Principe de précaution oblige, le laboratoire américain Johnson & Johnson a annoncé retarder le déploiement du vaccin Janssen en Europe. Attendu au fenua à la fin de la semaine pour être inoculé dans les îles, comme l’a annoncé le président Édouard Fritch, le vaccin Janssen a été sélectionné principalement pour ses qualités de conservation moins contraignantes que le vaccin Pfizer. Même si sa dangerosité reste à prouver, cette décision pourrait-elle impacter la campagne de vaccination locale ?

« On comptait sur ce vaccin pour les îles. On l’a bien vu, les conditions de conservation, une seule injection, c’était tout à fait adapté pour aller dans les îles les plus éloignées. Donc pour l’instant je ne sais pas trop comment on va faire face », confie le Dr Henri-Pierre Mallet, épidémiologiste à la direction de la Santé.

Lire aussi : Campagne de vaccination mondiale : le vaccin de Johnson & Johnson mis en pause

Néanmoins, le Pays travaille au quotidien pour maintenir la cadence de vaccination. Il pourrait avoir recours au vaccin Moderna, à la technologie similaire à celle du Pfizer, tout en permettant des conditions de stockage plus souples. Autre avantage d’importance, une seule injection suffit.

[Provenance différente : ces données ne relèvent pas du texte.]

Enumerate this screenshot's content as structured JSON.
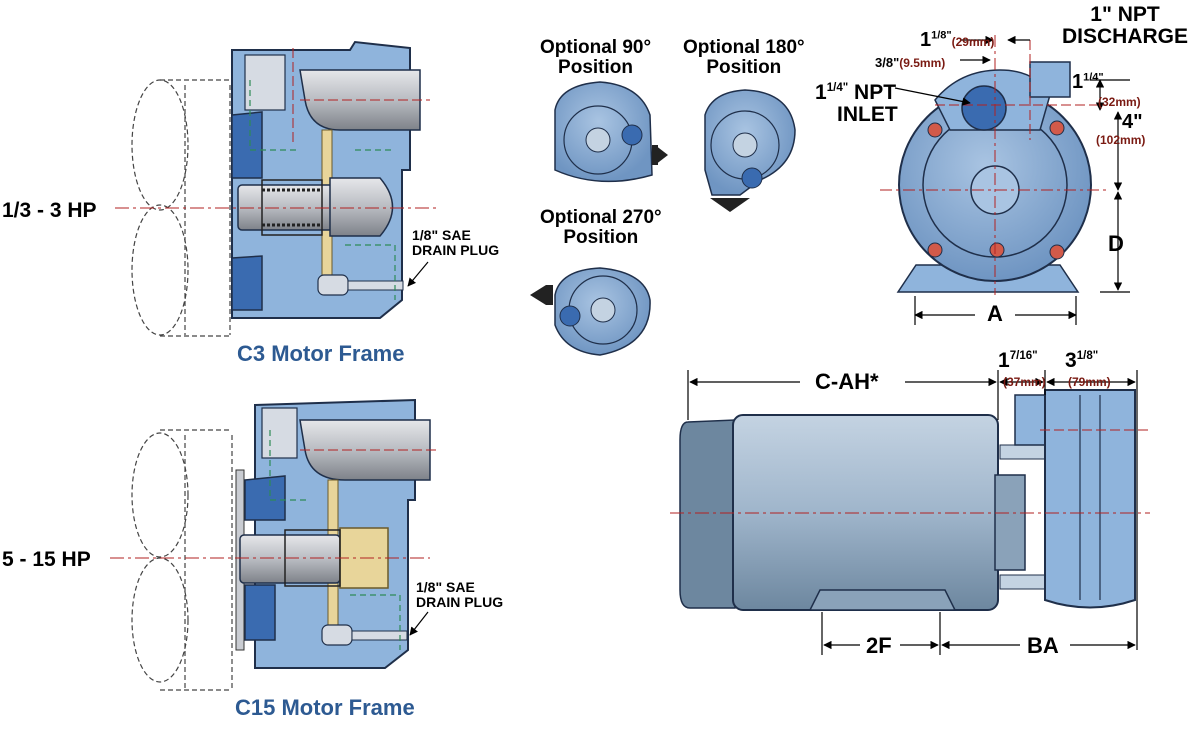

« C’est une solution intermédiaire effectivement, reprend le Dr Henri-Pierre Mallet. Il est moins contraignant au niveau de la logistique. Théoriquement, on doit en recevoir aussi. Pour l’instant, on n’a pas de confirmation, mais c’est effectivement dans les tuyaux. On est dépendant de l’approvisionnement d’État qui est à la fois un « cadeau », mais qui est aussi une contrainte parce qu’on ne peut pas s’approvisionner ailleurs. On n’a pas d’autre alternative. »

Pour le moment et selon une source proche du dossier, le plan de vaccination ne devrait souffrir d’aucune modification et reste sur son objectif initial. Car c’est la seule alternative pour une réouverture des frontières aux touristes, le 1er mai prochain.